A diferença entre os que defendem a despenalização da eutanásia e os que se lhe opõem, é simples. Nós, os primeiros, queremos ser livres e ter liberdade de escolha. Os segundos quaisquer que sejam as suas motivações ou convicções, pretendem impor-nos a sua visão filosófica utilizando para o efeito a força coerciva da Lei. Estranho ver alguns liberais do outro lado da barricada, mas nem tudo é a preto ou branco na vida…

Comments

  1. joaovieira1 says:

    A Declaração Universal dos Direitos do Homem (e da Mulher?), aprovada, na Assembleia Geral da ONU, em 10/12/1948, reconhece que todo o ser humano, do nascimento à morte, goza de dignidade e direitos iguais e inalienáveis e que os mesmos constituem o fundamento da liberdade, justiça e paz no mundo. Tal reconhecimento, porém, não impede que milhares de seres humanos, a todo o momento, morram, pelas mais diversas razões, incluindo, o suicídio. Para mim, ser a favor ou contra a eutanásia, em Portugal, país, ainda, tão desigual e injusto, não é decisão fácil, dado tratar-se de um direito cujo bom exercício, não estando, devidamente, assegurado, pode inspirar fortes reservas. Se quisermos, porém, continuar a ser imitadores do que se passa, em países, científica, tecnológica e culturalmente, mais avançados, força, vote-se a favor. A lei será aprovada, mas a sociedade ficará, mais uma vez, dividida. Será que a paz e o equilíbrio sócio-político de que desfrutamos, desde de fins de 2015, não merecerá mais um prolongamento do que um corte?

    • Paulo Marques says:

      A sociedade também ia ficar dividida com a despenalização do aborto, com a legalização do casamento homossexual ou com o testamento vital e, no entanto, nada mudou, excepto a vida das pessoas envolvidas.
      Se calhar, não há razões para adiar as causas (não) fracurantes sem ser canalhice política. Se calhar.
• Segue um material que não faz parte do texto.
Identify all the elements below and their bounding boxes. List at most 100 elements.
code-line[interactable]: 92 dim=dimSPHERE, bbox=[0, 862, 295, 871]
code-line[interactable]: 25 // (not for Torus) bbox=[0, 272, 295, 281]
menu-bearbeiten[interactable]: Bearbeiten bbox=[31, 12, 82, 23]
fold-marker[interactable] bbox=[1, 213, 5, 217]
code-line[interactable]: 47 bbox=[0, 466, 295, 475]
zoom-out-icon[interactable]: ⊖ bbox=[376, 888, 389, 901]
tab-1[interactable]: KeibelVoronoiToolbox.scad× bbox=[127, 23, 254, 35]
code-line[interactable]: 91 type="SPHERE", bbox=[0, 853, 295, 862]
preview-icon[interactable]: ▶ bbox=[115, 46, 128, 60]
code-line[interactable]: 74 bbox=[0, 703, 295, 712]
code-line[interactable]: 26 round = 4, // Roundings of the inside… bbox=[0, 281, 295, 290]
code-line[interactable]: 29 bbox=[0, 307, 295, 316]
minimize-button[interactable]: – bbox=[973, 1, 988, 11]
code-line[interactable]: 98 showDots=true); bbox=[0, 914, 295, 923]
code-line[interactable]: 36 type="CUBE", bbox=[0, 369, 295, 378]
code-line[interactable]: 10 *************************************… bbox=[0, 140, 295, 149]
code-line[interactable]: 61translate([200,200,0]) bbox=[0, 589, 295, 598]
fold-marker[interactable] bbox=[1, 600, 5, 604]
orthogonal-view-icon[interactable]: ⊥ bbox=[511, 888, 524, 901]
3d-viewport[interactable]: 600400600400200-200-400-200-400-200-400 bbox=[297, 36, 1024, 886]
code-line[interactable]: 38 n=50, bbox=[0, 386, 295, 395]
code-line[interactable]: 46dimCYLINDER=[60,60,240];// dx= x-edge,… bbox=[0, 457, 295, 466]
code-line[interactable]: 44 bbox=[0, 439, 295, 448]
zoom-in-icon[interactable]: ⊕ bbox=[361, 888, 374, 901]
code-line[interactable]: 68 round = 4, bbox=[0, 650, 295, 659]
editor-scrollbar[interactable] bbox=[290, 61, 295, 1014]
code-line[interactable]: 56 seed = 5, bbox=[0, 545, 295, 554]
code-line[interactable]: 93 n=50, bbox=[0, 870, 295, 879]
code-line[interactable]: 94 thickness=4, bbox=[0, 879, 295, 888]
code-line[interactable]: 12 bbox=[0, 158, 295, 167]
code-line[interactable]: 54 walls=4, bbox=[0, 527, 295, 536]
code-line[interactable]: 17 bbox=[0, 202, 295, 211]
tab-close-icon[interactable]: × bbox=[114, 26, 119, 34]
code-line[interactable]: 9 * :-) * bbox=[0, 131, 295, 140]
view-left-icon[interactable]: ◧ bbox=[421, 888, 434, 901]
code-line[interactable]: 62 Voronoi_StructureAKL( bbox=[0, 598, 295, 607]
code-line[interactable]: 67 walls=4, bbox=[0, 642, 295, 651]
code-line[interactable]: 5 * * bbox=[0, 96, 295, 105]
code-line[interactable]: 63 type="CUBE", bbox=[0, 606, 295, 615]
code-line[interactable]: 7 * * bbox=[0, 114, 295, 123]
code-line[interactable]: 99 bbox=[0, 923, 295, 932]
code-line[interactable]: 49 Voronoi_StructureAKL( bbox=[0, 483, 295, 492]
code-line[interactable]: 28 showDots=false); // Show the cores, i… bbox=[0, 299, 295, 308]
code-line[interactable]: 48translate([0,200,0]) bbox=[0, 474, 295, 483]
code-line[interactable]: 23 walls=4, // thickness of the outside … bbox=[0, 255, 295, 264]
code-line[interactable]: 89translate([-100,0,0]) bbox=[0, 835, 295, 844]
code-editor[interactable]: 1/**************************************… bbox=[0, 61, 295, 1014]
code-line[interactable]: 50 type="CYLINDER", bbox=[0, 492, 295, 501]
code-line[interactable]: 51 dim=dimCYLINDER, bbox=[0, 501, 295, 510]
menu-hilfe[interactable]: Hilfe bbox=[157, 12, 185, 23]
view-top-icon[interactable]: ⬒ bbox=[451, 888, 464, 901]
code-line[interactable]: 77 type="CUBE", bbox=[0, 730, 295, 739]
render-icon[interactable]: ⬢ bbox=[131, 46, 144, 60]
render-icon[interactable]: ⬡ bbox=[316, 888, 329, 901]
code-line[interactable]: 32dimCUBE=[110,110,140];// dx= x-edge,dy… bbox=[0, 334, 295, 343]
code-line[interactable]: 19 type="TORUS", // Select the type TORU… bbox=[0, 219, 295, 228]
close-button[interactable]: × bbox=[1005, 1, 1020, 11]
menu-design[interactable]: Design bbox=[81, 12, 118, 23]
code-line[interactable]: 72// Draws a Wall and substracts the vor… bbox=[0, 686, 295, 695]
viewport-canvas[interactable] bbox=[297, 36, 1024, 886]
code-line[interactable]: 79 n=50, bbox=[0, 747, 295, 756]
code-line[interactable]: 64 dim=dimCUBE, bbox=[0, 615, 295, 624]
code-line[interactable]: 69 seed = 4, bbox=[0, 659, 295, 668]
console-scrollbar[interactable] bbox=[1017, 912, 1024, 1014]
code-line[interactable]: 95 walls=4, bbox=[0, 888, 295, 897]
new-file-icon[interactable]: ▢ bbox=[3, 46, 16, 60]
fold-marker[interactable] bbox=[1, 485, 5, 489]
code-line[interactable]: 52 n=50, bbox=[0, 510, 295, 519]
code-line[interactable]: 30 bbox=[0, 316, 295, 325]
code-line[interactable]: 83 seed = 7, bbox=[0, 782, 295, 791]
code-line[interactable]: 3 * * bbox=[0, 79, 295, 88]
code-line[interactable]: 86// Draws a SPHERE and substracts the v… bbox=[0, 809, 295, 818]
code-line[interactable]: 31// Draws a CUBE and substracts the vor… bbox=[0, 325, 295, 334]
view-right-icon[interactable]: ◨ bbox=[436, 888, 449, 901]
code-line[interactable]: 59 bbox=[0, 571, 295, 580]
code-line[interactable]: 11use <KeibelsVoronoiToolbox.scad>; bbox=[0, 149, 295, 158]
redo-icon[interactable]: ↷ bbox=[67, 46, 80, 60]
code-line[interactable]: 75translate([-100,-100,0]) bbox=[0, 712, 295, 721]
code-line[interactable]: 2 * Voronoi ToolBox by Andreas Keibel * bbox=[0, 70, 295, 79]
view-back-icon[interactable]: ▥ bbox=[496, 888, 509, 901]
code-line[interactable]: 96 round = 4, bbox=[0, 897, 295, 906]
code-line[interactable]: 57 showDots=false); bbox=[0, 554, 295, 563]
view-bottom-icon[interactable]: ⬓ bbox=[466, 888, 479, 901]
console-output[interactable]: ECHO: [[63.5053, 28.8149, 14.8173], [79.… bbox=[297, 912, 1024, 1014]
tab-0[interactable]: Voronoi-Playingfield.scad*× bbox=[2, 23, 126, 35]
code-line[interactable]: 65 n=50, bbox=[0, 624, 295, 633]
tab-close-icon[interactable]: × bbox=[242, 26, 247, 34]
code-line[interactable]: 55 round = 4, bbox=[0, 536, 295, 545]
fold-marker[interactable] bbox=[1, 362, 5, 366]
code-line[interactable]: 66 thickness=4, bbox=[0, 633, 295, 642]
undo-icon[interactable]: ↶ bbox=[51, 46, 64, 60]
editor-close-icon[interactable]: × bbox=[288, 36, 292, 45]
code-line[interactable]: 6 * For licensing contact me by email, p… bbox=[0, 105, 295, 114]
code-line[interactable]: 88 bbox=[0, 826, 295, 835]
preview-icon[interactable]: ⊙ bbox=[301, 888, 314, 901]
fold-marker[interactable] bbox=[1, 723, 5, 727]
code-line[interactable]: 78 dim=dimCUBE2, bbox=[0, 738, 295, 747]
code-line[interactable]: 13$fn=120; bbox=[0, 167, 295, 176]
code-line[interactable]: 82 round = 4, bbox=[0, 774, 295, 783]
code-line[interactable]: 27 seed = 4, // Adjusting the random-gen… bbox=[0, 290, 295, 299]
  2. Tudo se resume a isto:

    “Até na morte dos outros querem mandar”.
    (Bruno Nogueira)

  3. whaleproject says:

    Suicídio medicamente assistido? Bateu com a cabecinha nalgum lado? As pessoas são livres de se matar. Agora os médicos não devem servir para isso. Já basta quando servem porque não têm meios para tratar os doentes como deve ser, a tempo e horas, o que, em Portugal, está na base de muitas situações dolorosas e irreversíveis.
    Já pensou porque é que a Guiné-Bissau não debate eutanásia? Acredita que estamos muito melhor num país em que há hospitais que apanham infestações de piolho do pombo? Que aqui algum tetraplégico aguentava 28 anos vivo num hospital?
    Não precisamos de eutanásia. Precisamos de mais médicos, mais enfermeiros, mais meios. Não somos um país avançado, nunca seremos. E agora queremos regredir à Grécia antiga, em que a noção de cuidados paliativos era a pancada na cabeça e o vinho tinto. Eutanásia não é modernidade, é crime. Não me interessa se na Holanda se pratica ou se na Bélgica se ajuda a morrer quem tem depressão e nenhuma doença física. Nós já morremos muito rapidamente quando temos a má sorte de ir parar a um hospital. Não precisamos do método Mengele para ajudar á festa.